For a full second I stand there, frozen in the aftermath. The gun nearly slips out of my hand. I don’t know how to reconcile
all the damage coming loose in my heart.
I am a liability.
Warner was right. Everyone was right. I can’t be an asset to my family, not like this. I’ve lost all objectivity. I’ll never be able to hurt her. I should be taken out back and shot.
“What the hell is wrong with you?”
I turn at the sound of Nazeera’s voice, my mind rushing back into my body, common sense catching up.
Jesus.
I can’t just let Rosabelle run wild in The Waffle.
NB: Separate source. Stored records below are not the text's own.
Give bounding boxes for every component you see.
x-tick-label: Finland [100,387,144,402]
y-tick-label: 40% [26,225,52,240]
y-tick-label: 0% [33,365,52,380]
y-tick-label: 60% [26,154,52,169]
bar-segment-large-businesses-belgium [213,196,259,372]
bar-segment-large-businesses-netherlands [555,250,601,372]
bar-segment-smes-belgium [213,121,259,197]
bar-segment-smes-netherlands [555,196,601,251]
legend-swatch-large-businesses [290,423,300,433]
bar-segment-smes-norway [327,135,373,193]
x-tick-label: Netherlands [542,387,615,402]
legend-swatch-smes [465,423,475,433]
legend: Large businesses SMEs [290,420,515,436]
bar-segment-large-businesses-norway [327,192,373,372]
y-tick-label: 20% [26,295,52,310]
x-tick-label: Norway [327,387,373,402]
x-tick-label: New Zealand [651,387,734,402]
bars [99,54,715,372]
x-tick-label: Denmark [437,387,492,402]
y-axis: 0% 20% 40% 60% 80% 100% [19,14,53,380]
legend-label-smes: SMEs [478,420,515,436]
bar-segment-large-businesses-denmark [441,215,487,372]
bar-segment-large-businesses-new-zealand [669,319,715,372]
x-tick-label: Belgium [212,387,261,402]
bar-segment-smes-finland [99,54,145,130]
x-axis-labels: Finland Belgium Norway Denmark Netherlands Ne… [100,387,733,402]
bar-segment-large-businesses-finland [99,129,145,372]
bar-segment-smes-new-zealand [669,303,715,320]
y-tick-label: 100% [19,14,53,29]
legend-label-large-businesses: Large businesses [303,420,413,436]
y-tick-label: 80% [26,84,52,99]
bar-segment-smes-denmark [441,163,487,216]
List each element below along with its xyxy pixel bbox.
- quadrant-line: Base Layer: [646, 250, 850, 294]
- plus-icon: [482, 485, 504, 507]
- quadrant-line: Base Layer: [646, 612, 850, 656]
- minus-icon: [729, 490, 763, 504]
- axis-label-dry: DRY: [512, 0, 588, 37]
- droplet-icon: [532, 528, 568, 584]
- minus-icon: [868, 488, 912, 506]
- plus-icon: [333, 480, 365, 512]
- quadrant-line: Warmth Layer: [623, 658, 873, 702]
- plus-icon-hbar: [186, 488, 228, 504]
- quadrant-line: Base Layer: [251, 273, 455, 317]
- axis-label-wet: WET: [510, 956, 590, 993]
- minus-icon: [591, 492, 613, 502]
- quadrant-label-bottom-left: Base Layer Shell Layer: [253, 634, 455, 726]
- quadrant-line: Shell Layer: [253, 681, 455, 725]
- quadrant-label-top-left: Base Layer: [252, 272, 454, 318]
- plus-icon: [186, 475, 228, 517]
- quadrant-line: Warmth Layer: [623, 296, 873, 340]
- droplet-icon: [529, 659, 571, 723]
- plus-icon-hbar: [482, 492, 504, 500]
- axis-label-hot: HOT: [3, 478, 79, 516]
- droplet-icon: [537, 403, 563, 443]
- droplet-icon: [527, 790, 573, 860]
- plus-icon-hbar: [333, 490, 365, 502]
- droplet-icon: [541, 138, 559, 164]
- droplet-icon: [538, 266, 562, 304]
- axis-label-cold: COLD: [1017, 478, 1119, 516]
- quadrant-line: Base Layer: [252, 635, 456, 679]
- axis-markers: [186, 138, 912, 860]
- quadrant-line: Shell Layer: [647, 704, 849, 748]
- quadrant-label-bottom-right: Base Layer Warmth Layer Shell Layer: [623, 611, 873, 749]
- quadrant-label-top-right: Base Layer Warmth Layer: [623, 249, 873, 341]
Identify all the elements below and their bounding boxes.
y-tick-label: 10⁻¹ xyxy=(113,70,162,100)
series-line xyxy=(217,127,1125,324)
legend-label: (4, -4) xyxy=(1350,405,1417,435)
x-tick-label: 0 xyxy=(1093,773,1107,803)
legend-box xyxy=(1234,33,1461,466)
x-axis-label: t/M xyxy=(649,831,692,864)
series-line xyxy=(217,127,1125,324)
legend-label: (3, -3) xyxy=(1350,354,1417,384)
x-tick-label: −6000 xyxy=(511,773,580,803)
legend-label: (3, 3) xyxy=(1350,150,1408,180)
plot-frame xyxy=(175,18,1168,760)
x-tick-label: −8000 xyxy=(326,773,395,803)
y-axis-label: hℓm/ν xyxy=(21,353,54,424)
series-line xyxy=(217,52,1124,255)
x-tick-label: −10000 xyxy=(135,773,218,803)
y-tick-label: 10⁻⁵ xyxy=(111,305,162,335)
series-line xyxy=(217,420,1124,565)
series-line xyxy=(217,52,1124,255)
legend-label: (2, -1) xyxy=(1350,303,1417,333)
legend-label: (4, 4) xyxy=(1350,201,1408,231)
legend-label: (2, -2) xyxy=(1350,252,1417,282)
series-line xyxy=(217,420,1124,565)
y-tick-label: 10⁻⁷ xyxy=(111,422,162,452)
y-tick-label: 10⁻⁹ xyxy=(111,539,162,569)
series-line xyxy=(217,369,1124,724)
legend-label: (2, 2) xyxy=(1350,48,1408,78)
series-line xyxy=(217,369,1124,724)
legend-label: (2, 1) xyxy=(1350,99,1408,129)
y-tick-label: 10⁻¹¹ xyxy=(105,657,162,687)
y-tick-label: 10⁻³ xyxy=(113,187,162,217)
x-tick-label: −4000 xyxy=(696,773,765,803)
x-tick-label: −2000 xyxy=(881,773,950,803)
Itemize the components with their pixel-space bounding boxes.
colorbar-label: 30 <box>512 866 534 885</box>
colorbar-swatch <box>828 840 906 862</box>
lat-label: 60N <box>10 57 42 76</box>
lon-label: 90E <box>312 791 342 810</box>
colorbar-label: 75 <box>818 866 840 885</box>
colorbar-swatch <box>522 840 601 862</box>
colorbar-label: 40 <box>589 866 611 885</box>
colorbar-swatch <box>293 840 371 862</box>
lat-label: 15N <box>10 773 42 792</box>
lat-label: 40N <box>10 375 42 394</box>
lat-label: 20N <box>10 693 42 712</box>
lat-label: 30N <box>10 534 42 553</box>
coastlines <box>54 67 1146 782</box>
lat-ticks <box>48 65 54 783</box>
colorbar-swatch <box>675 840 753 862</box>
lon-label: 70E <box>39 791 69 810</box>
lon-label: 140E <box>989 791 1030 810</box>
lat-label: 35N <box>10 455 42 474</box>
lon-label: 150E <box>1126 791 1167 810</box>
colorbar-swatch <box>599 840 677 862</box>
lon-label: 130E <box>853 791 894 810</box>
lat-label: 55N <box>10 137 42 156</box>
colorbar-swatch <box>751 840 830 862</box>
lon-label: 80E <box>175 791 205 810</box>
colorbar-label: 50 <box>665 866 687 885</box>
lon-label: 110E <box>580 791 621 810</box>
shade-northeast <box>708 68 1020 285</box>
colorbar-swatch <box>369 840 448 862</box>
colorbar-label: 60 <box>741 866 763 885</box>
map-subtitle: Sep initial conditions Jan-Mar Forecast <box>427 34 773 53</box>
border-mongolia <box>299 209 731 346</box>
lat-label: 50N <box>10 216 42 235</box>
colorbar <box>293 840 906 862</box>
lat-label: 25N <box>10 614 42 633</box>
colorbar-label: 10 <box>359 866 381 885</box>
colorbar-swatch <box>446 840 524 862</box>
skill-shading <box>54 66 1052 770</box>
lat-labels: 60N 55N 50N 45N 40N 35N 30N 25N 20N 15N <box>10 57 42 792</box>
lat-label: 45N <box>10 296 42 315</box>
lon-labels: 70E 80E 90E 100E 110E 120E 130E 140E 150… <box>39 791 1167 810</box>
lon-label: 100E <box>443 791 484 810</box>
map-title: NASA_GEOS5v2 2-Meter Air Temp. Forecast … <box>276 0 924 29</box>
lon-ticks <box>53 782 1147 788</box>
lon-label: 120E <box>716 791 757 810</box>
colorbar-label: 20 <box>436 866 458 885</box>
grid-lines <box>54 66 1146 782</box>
I cross the room, doing a quick sweep for Rosabelle’s coat, but I can’t find it in this darkened mess. I shrug on my denim
jacket, then bolt for the exit, throwing open the door before remembering, as I’m about to cross the threshold, that Nazeera’s
been injured.
I hesitate, then pivot to look at her. “Are you going to be okay?”
Nazeera looks rough, but she has enough energy to roll her eyes at me. “Get out of here, dumbass.”
“Right.” I turn to leave, then hesitate again. “You know, if you’d just listened to me the first time and taken her back to
the house like you were supposed to—”
Nazeera chucks a shard of broken plate at me.
“Okay, all right, I’m sorry,” I say, and duck out the door.